COLUMBIA — The state Capitol building here symbolizes the contradictions that define South Carolina.
Even more prominent are the anchors to the grounds. The Confederate flag — which flew atop the Capitol and was moved in 2000 due to pressure — and a statue of Strom Thurmond, U.S. Senator for 47 years and longtime proponent of segregation, welcome people to the North and South entrances of the Capitol, while an African American History Monument lies on the East side of the grounds. This latter monument is the first of its kind on state capitol grounds anywhere in the United States.
Further complicating the Capitol story is the recently added name “Essie Mae” to a list of Thurmond’s children, a daughter he fathered with his family’s African American maid. For this addition, the number of children chiseled in stone on the monument had to be changed from four to five.

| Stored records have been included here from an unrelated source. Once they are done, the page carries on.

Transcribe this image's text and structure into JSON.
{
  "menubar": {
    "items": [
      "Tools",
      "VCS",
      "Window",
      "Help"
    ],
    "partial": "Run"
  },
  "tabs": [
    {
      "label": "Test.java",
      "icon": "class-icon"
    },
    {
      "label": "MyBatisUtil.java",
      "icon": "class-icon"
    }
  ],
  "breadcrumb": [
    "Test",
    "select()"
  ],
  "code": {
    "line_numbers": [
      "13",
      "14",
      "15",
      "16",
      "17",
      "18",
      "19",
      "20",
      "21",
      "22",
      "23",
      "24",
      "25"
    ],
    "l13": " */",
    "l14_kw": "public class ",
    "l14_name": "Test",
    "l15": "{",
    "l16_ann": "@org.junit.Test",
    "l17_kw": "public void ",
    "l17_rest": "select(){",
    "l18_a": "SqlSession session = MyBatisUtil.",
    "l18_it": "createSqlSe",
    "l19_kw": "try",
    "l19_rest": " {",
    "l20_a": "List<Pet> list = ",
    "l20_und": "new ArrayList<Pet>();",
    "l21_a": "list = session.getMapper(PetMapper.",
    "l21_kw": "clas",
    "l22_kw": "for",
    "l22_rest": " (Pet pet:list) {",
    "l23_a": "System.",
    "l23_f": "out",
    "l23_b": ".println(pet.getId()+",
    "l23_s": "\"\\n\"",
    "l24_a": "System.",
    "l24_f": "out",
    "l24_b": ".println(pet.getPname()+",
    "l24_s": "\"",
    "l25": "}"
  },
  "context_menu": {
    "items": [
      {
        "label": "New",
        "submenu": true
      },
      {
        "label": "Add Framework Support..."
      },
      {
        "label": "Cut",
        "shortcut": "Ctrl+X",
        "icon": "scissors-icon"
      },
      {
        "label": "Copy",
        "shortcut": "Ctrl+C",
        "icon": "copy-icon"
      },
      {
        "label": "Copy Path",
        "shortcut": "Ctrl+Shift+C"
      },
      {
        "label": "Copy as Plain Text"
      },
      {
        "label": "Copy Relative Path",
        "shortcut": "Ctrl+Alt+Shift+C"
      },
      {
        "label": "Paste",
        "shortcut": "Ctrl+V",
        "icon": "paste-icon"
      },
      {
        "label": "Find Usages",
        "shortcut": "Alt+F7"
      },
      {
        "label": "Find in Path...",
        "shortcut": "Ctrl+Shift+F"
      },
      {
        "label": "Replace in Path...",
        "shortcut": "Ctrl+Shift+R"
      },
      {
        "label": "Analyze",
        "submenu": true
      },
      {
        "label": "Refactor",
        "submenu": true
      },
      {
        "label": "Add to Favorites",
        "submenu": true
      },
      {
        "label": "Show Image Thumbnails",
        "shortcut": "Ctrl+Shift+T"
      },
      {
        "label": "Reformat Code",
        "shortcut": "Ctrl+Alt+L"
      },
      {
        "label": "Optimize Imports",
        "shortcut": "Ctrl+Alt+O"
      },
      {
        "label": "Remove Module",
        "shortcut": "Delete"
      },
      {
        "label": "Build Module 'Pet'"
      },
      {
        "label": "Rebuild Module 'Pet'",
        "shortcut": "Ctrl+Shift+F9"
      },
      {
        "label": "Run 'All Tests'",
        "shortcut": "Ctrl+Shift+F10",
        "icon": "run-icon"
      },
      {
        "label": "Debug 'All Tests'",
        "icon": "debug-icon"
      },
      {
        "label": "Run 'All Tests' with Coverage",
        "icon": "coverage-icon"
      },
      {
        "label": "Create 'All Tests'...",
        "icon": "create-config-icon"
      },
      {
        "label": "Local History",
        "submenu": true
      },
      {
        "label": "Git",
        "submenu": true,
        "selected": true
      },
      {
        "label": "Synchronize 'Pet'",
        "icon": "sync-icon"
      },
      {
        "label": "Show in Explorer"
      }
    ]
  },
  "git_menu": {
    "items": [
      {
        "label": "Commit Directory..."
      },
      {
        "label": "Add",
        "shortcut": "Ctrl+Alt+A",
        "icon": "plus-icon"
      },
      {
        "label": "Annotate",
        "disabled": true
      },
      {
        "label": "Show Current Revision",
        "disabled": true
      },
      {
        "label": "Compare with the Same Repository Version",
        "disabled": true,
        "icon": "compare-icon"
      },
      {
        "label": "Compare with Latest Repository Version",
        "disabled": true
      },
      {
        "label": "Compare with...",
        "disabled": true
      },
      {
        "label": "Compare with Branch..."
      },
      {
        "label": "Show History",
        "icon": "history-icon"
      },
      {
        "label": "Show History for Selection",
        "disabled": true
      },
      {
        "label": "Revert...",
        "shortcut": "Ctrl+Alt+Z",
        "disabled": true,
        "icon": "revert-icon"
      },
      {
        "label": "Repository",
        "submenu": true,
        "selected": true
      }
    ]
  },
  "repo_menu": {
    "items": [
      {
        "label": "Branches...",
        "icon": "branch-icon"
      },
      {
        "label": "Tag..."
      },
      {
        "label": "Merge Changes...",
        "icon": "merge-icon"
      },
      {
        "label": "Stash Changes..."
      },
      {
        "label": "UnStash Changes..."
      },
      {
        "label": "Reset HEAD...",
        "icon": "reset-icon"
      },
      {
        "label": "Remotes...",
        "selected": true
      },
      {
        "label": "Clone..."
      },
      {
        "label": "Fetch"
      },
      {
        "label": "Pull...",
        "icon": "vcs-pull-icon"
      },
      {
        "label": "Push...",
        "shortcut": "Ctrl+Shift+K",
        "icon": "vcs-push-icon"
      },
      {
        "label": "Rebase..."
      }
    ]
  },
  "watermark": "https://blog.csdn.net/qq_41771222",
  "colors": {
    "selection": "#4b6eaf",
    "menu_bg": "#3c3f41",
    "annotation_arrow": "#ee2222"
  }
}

Inside the Capitol I spoke with former American History high school teacher of 27 years and 10-year Tour Coordinator for the Capitol, Heyward Stuckey. (He was prompt and proud to point out that his first name is shared with a signer of the Declaration of Independence, Thomas Heyward Jr.)
When asked about the flag controversy, Stuckey noted that the Confederate flag that flew on the Capitol dome 1962 to 2000 was the Confederate Navy Flag — the version often connected to neo-Nazi groups. In 2000 the flag was removed from the dome, and a different version of the flag, the Confederate Battle Flag, was positioned about 50 yards from the front steps of the Capitol.
Stuckey said the flag was a “hateful symbol to many,” but he quickly moved to another angle on the flag. He said, “You can’t pick the war you want to be in…[the flag represents] the courage and fortitude of soldiers.” He added that South Carolina lost the highest percentage of men in the Civil War, roughly a third of the draftable population, age 20 to 55. “It wiped out a whole generation,” he said.
His words hung out there, floating down the front steps to a George Washington statue honoring an American Founding Father and over to the Declaration of Secession that began the Civil War. Both too are chiseled in stone.